Obama: 'Judge' Keystone on 'Whether or Not It Accelerates Climate Change'
As expected, the House today passed a bill from Rep. Bill Cassidy (R-La.) to approve the Keystone XL pipeline.
The final tally was 252-161, with 31 Democrats crossing over to vote in favor and one Republican, Rep. Justin Amash (Mich.), voting "present."
In the Senate, the incumbent facing Cassidy in a Dec. 6 runoff was desperately trying to scrape together enough votes to avert a filibuster and save the bill.
Sen. Michael Bennet (D-Colo.) joined the pro-Keystone forces today, Sen. Mary Landrieu (D-La.) told reporters, adding that she thinks she can get the 60th vote. Bennet didn't release any statements about his decision.
Landrieu has until Tuesday, when the Senate is expected to take up the bill.
"If the Democrats had been half as concerned about creating jobs for the American people as they are about saving the job of one politician in Louisiana, this would have been done years ago," Sen. John Thune (R-S.D.) told Fox. "This is now six years into this process. The Democrats have been blocking it. The president has been blocking it. And what's really going to be interesting to see is if, in fact, the Democrats in the Senate now flip and decide to vote for it, what does the president do?"

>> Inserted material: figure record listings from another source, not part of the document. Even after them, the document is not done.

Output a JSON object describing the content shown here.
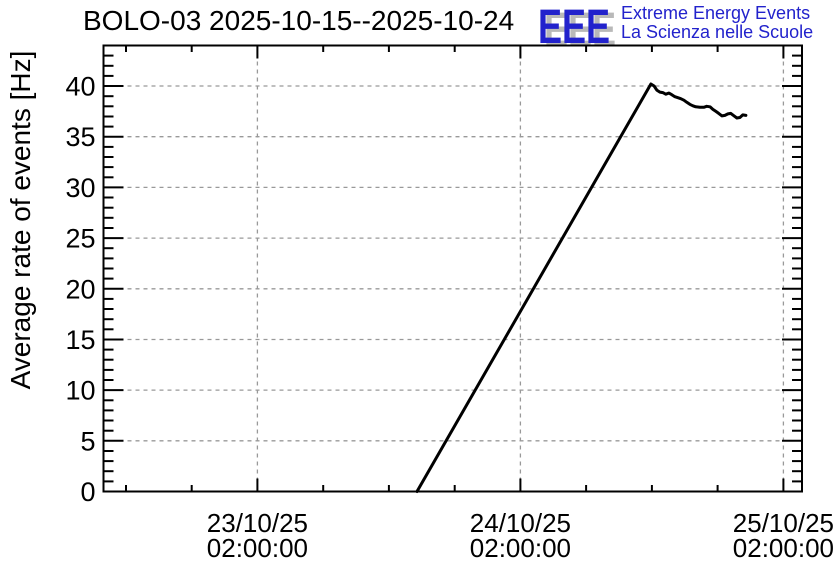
{
  "header": {
    "title": "BOLO-03 2025-10-15--2025-10-24"
  },
  "logo": {
    "acronym": "EEE",
    "tagline_line1": "Extreme Energy Events",
    "tagline_line2": "La Scienza nelle Scuole",
    "color": "#2222cc",
    "shadow_color": "#b9b9b9"
  },
  "chart_data": {
    "type": "line",
    "title": "BOLO-03 2025-10-15--2025-10-24",
    "station": "BOLO-03",
    "date_range": "2025-10-15--2025-10-24",
    "xlabel": "",
    "ylabel": "Average rate of events [Hz]",
    "ylim": [
      0,
      44
    ],
    "y_major_ticks": [
      0,
      5,
      10,
      15,
      20,
      25,
      30,
      35,
      40
    ],
    "y_minor_step": 1,
    "x_hours_range": [
      -14.05,
      49.7
    ],
    "x_hours_reference": "hours relative to 23/10/25 02:00:00",
    "x_major_ticks": [
      {
        "hours": 0,
        "date": "23/10/25",
        "time": "02:00:00"
      },
      {
        "hours": 24,
        "date": "24/10/25",
        "time": "02:00:00"
      },
      {
        "hours": 48,
        "date": "25/10/25",
        "time": "02:00:00"
      }
    ],
    "x_minor_step_hours": 6,
    "grid": {
      "show": true,
      "style": "dashed",
      "color": "#999999"
    },
    "legend": {
      "show": false
    },
    "series": [
      {
        "name": "average rate of events",
        "color": "#000000",
        "width": 3,
        "points_hours_hz": [
          [
            14.56,
            0.0
          ],
          [
            35.91,
            40.2
          ],
          [
            36.2,
            40.0
          ],
          [
            36.45,
            39.6
          ],
          [
            36.73,
            39.4
          ],
          [
            37.0,
            39.35
          ],
          [
            37.27,
            39.2
          ],
          [
            37.55,
            39.3
          ],
          [
            37.82,
            39.15
          ],
          [
            38.1,
            38.95
          ],
          [
            38.37,
            38.85
          ],
          [
            38.64,
            38.75
          ],
          [
            38.92,
            38.6
          ],
          [
            39.19,
            38.4
          ],
          [
            39.46,
            38.2
          ],
          [
            39.74,
            38.05
          ],
          [
            40.0,
            37.95
          ],
          [
            40.38,
            37.9
          ],
          [
            40.74,
            37.9
          ],
          [
            41.0,
            38.0
          ],
          [
            41.3,
            37.95
          ],
          [
            41.57,
            37.7
          ],
          [
            41.84,
            37.5
          ],
          [
            42.1,
            37.3
          ],
          [
            42.4,
            37.05
          ],
          [
            42.66,
            37.1
          ],
          [
            42.94,
            37.25
          ],
          [
            43.2,
            37.3
          ],
          [
            43.5,
            37.05
          ],
          [
            43.76,
            36.85
          ],
          [
            44.03,
            36.9
          ],
          [
            44.3,
            37.15
          ],
          [
            44.58,
            37.1
          ]
        ]
      }
    ]
  }
}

Thune noted that the State Department's analysis figures $20 million in additional property tax revenue for his state from pipeline construction, as well as 3,000 to 4,000 jobs. In total, the analysis estimated the creation of about 42,000 jobs from pipeline construction. "It's a no-brainer," Thune said.
Sen. Bernie Sanders (I-Vt.) said in a statement that rejecting the bill is "a no-brainer."
“Instead of increasing carbon emissions and accelerating climate change so oil companies can make more profits, we should put millions of Americans back to work rebuilding our crumbling infrastructure and creating a sustainable energy future," Sanders said.
Even if Landrieu can find that last Senate vote, it's likely President Obama will kill the bill.
"My position hasn't changed, that this is a process that is supposed to be followed. Right now you have a case pending in Nebraska, where the pipeline would run through, in which a state court judge has questioned the plan. And until we know what the route is, it's very hard to finish that evaluation. And I don't think we should short- circuit that process," Obama told reporters while in Burma on Friday.
"I have also noted that, as policy matter, my government believes that we should judge this pipeline based on whether or not it accelerates climate change or whether it helps the American people with their energy costs and their gas prices," he added. "And I have to constantly push back against this idea that somehow the Keystone pipeline is either this massive jobs bill for the United States, or is somehow lowering gas prices."
At the State Department, press secretary Jen Psaki said they're moving ahead with their "thorough, transparent, and objective review" of the pipeline project, and the Senate vote would have no bearing on that.